I understand this may involve compiler flags (maybe no-cse
), inline pragmas, very unsafe functions, etc.
EDIT: Carl pointed out that I may have been insufficiently clear on the constraints of what I was looking for. The requirement is that the function that magic
is given as an argument cannot be altered (though it can be assumed to be lazy in its argument). magic
would be part of a library that you could call with your own functions.
That said, GHC-specific hacks and things that only work unreliably are definitely still game.
As expressed, that cannot be done in ghc. Two uses of the same name, such as x
in your example, will always be shared with ghc's implementation of haskell's evaluation model. That's a guarantee that provides a key building block for ensuring sharing is happening. At the very least, getting this to do what you want will require passing in multiple values, one for each independent place you want to use the named value.
Then you'll have to ensure that on the calling side, the values aren't accidentally shared before being passed in to the function. This can be done, but it's the place that might require the use of options like -fno-cse
or -fno-full-laziness
, depending on how you implement it and what optimization level ghc is running at.

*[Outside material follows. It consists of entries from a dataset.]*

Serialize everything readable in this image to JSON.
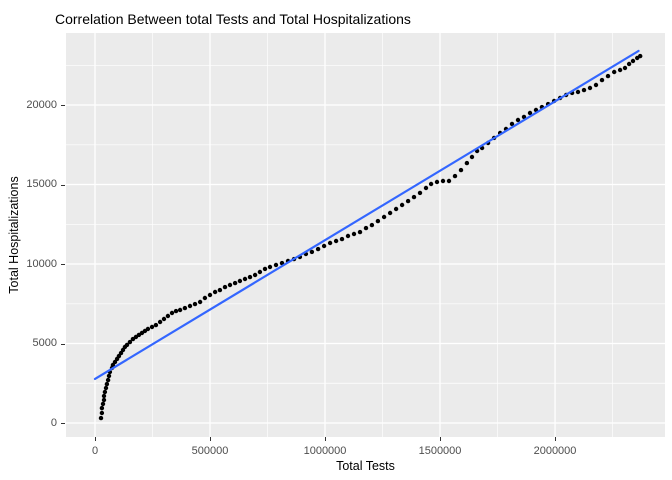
{
  "chart_data": {
    "type": "scatter",
    "title": "Correlation Between total Tests and Total Hospitalizations",
    "xlabel": "Total Tests",
    "ylabel": "Total Hospitalizations",
    "legend": "none",
    "grid": "on",
    "panel_bg": "#EBEBEB",
    "grid_color": "#FFFFFF",
    "point_color": "#000000",
    "line_color": "#3366FF",
    "tick_label_color": "#4D4D4D",
    "xlim": [
      -126000,
      2478000
    ],
    "ylim": [
      -880,
      24530
    ],
    "x_ticks": [
      0,
      500000,
      1000000,
      1500000,
      2000000
    ],
    "x_tick_labels": [
      "0",
      "500000",
      "1000000",
      "1500000",
      "2000000"
    ],
    "x_minor_ticks": [
      250000,
      750000,
      1250000,
      1750000,
      2250000
    ],
    "y_ticks": [
      0,
      5000,
      10000,
      15000,
      20000
    ],
    "y_tick_labels": [
      "0",
      "5000",
      "10000",
      "15000",
      "20000"
    ],
    "y_minor_ticks": [
      2500,
      7500,
      12500,
      17500,
      22500
    ],
    "trend_line": {
      "type": "linear",
      "x1": 0,
      "y1": 2770,
      "x2": 2363000,
      "y2": 23400
    },
    "points": [
      [
        26000,
        310
      ],
      [
        30000,
        630
      ],
      [
        30000,
        940
      ],
      [
        35000,
        1200
      ],
      [
        39000,
        1450
      ],
      [
        39000,
        1700
      ],
      [
        43000,
        1950
      ],
      [
        48000,
        2200
      ],
      [
        52000,
        2450
      ],
      [
        57000,
        2700
      ],
      [
        61000,
        2960
      ],
      [
        65000,
        3210
      ],
      [
        74000,
        3460
      ],
      [
        78000,
        3650
      ],
      [
        87000,
        3840
      ],
      [
        96000,
        4030
      ],
      [
        104000,
        4210
      ],
      [
        113000,
        4400
      ],
      [
        122000,
        4590
      ],
      [
        130000,
        4780
      ],
      [
        139000,
        4910
      ],
      [
        152000,
        5090
      ],
      [
        165000,
        5280
      ],
      [
        178000,
        5410
      ],
      [
        191000,
        5540
      ],
      [
        204000,
        5660
      ],
      [
        217000,
        5790
      ],
      [
        230000,
        5910
      ],
      [
        248000,
        6040
      ],
      [
        265000,
        6160
      ],
      [
        283000,
        6350
      ],
      [
        300000,
        6540
      ],
      [
        317000,
        6730
      ],
      [
        335000,
        6920
      ],
      [
        352000,
        7040
      ],
      [
        370000,
        7110
      ],
      [
        391000,
        7230
      ],
      [
        413000,
        7360
      ],
      [
        435000,
        7480
      ],
      [
        457000,
        7610
      ],
      [
        478000,
        7860
      ],
      [
        500000,
        8050
      ],
      [
        522000,
        8240
      ],
      [
        543000,
        8360
      ],
      [
        565000,
        8550
      ],
      [
        587000,
        8680
      ],
      [
        609000,
        8800
      ],
      [
        630000,
        8930
      ],
      [
        652000,
        9060
      ],
      [
        674000,
        9180
      ],
      [
        696000,
        9310
      ],
      [
        717000,
        9500
      ],
      [
        739000,
        9690
      ],
      [
        761000,
        9810
      ],
      [
        787000,
        9940
      ],
      [
        813000,
        10060
      ],
      [
        839000,
        10190
      ],
      [
        865000,
        10310
      ],
      [
        891000,
        10440
      ],
      [
        917000,
        10630
      ],
      [
        943000,
        10760
      ],
      [
        970000,
        10940
      ],
      [
        996000,
        11130
      ],
      [
        1022000,
        11320
      ],
      [
        1048000,
        11450
      ],
      [
        1074000,
        11570
      ],
      [
        1100000,
        11760
      ],
      [
        1126000,
        11890
      ],
      [
        1152000,
        12010
      ],
      [
        1178000,
        12260
      ],
      [
        1204000,
        12450
      ],
      [
        1230000,
        12700
      ],
      [
        1257000,
        12960
      ],
      [
        1283000,
        13210
      ],
      [
        1309000,
        13460
      ],
      [
        1335000,
        13710
      ],
      [
        1361000,
        13960
      ],
      [
        1387000,
        14210
      ],
      [
        1413000,
        14470
      ],
      [
        1439000,
        14780
      ],
      [
        1461000,
        15030
      ],
      [
        1487000,
        15160
      ],
      [
        1513000,
        15220
      ],
      [
        1539000,
        15220
      ],
      [
        1565000,
        15530
      ],
      [
        1591000,
        15910
      ],
      [
        1617000,
        16350
      ],
      [
        1639000,
        16730
      ],
      [
        1661000,
        17110
      ],
      [
        1683000,
        17300
      ],
      [
        1709000,
        17610
      ],
      [
        1735000,
        17930
      ],
      [
        1761000,
        18240
      ],
      [
        1787000,
        18490
      ],
      [
        1813000,
        18810
      ],
      [
        1839000,
        19060
      ],
      [
        1865000,
        19250
      ],
      [
        1891000,
        19500
      ],
      [
        1917000,
        19690
      ],
      [
        1943000,
        19870
      ],
      [
        1970000,
        20060
      ],
      [
        1996000,
        20250
      ],
      [
        2022000,
        20440
      ],
      [
        2048000,
        20630
      ],
      [
        2074000,
        20760
      ],
      [
        2100000,
        20820
      ],
      [
        2126000,
        20940
      ],
      [
        2152000,
        21070
      ],
      [
        2178000,
        21260
      ],
      [
        2204000,
        21570
      ],
      [
        2230000,
        21820
      ],
      [
        2257000,
        22080
      ],
      [
        2283000,
        22200
      ],
      [
        2304000,
        22330
      ],
      [
        2322000,
        22580
      ],
      [
        2339000,
        22770
      ],
      [
        2357000,
        22960
      ],
      [
        2370000,
        23080
      ]
    ]
  }
}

Here's a small modification of your starting point that works in ghci, at least:
{-# OPTIONS_GHC -fno-full-laziness #-}
import Data.IORef
import System.IO.Unsafe
data Nat = Z | S Nat
deriving (Eq, Show, Read, Ord)
natTester :: IORef Nat -> Nat
natTester ref =
let inf = natTester ref
in unsafePerformIO $ do
modifyIORef ref S
pure $ S inf
newNatTester :: IO ((a -> Nat), IORef Nat)
newNatTester = do
ref <- newIORef Z
pure (\x -> x `seq` natTester ref, ref)
howMuchWasEvaled :: ((a -> Nat) -> b) -> IO Nat
howMuchWasEvaled f = do
(infGen, infRef) <- newNatTester
f infGen `seq` readIORef infRef
Use in ghci:
*Main> howMuchWasEvaled $ \gen -> let x = gen 1 ; y = gen 2 in x > Z && y > Z
S (S Z)
*Main> howMuchWasEvaled $ \gen -> let x = gen 1 in x > Z && x > Z
S Z
I replaced passing a single infinity into the function with passing it an infinity generator. The generator doesn't care what argument it's called with, as long as it's not a bottom value. (The seq
is there to be sure the function actually uses its argument, to prevent a number of optimizations ghc might go for if the argument was unused.) As long as it's called with a different value every time, ghc won't be able to cse it away, because the expressions are different. If used with optimizations, full laziness might interfere by floating natTester ref
out of the lambda in newNatTester
. To prevent that, I have added a pragma to turn off that optimization within this module. It doesn't matter in ghci by default, as it doesn't use optimizations. It might matter if this module gets compiled, so I threw the pragma in just to be sure.